This years the peas have been spectacular. We’ve been eating pea salad and green soup nearly every day. I have three varieties this year – the reliable ‘Sugar Pea Norli’ which I’ve grown for several years. It has white flowers and continues for weeks, turning out lovely little mange tout peas:
Then I have the slightly mad but beautiful Carouby de Mousanne, which I grew for the first time last year. It has glorious flowers and is worth it for those alone:
The peas are nice but not quite as good as the shy little Norli and the plants are a bit of a monster, taking over the pea netting and drowning out the Norli last year. So this year I sowed the Carouby de Mousanne it in a separate bed, with some strongish supports, and a new companion – some seeds that I had acquired at a seed swap event, in a anonymous looking brown envelope, marked ‘pea salmon pink’.

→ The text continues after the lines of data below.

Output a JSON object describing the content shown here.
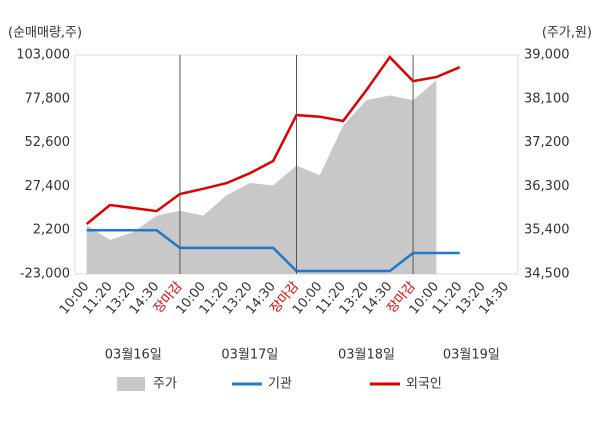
{
  "chart_data": {
    "type": "line",
    "y_label": "(순매매량,주)",
    "y2_label": "(주가,원)",
    "categories": [
      "10:00",
      "11:20",
      "13:20",
      "14:30",
      "장마감",
      "10:00",
      "11:20",
      "13:20",
      "14:30",
      "장마감",
      "10:00",
      "11:20",
      "13:20",
      "14:30",
      "장마감",
      "10:00",
      "11:20",
      "13:20",
      "14:30"
    ],
    "day_labels": [
      "03월16일",
      "03월17일",
      "03월18일",
      "03월19일"
    ],
    "ylim": [
      -23000,
      103000
    ],
    "yticks": [
      {
        "value": -23000,
        "label": "-23,000"
      },
      {
        "value": 2200,
        "label": "2,200"
      },
      {
        "value": 27400,
        "label": "27,400"
      },
      {
        "value": 52600,
        "label": "52,600"
      },
      {
        "value": 77800,
        "label": "77,800"
      },
      {
        "value": 103000,
        "label": "103,000"
      }
    ],
    "y2lim": [
      34500,
      39000
    ],
    "y2ticks": [
      {
        "value": 34500,
        "label": "34,500"
      },
      {
        "value": 35400,
        "label": "35,400"
      },
      {
        "value": 36300,
        "label": "36,300"
      },
      {
        "value": 37200,
        "label": "37,200"
      },
      {
        "value": 38100,
        "label": "38,100"
      },
      {
        "value": 39000,
        "label": "39,000"
      }
    ],
    "series": [
      {
        "name": "주가",
        "kind": "area",
        "axis": "y2",
        "color": "#c8c8c8",
        "values": [
          35500,
          35200,
          35360,
          35700,
          35800,
          35700,
          36120,
          36370,
          36320,
          36730,
          36530,
          37550,
          38070,
          38170,
          38070,
          38480,
          null,
          null,
          null
        ]
      },
      {
        "name": "기관",
        "color": "#1f78c8",
        "values": [
          2200,
          2200,
          2200,
          2200,
          -8000,
          -8000,
          -8000,
          -8000,
          -8000,
          -21300,
          -21300,
          -21300,
          -21300,
          -21300,
          -10900,
          -10900,
          -10900,
          null,
          null
        ]
      },
      {
        "name": "외국인",
        "color": "#e00000",
        "values": [
          5750,
          16700,
          15000,
          13200,
          23000,
          26000,
          29300,
          35000,
          42000,
          68400,
          67500,
          65000,
          82800,
          101800,
          88000,
          90300,
          96000,
          null,
          null
        ]
      }
    ]
  }
}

They look quite innocent there and I thought the colours might go well with the beautiful Carouby de Mousanne:
Which they do, but, together these plants are rampaging right across the raised bed, drowning out the broccoli and swiss chard, growing quietly beside them and completely overwhelming the rustic wigwams that I made to support them. The lettuce underplanting them was lovely – I think the slugs couldn’t find the lettuce for all that pea forest. And then I noticed that some of the peas were developing proper peas inside the pods. The ‘salmon pink’ are ordinary peas and not mange tout at all. I had to stop an assistant gardener in his tracks as he diligently harvested peas for yet more salad – ‘don’t pick the pink ones- we need to let them develop into proper peas’. ‘Which pink ones, they’re all green?’ ‘The ones on the plants that have pink flowers’ ‘But they’re all mixed in together. I’ll leave it to you then’ he sighed, giving up on my inexplicable gardening habits.
I’ve never managed to grow proper peas before so I’m secretly pleased that these have grown so well without me realising what they were. Maybe that’s the trick to growing vegetables. Another note to self – look up any variety that you pick up in a plain brown envelope – only today I thought of looking it up – it seems that the salmon flowered pea is a heritage variety, and needs ‘strong support’.
Meanwhile, I found a strawberry growing very happily in the paving stones, right in the spot where last year’s plants had been violated by vine weevils.
Clearly it is better to let the plants decide how and where they want to grow rather than attempting to tell them how to do it.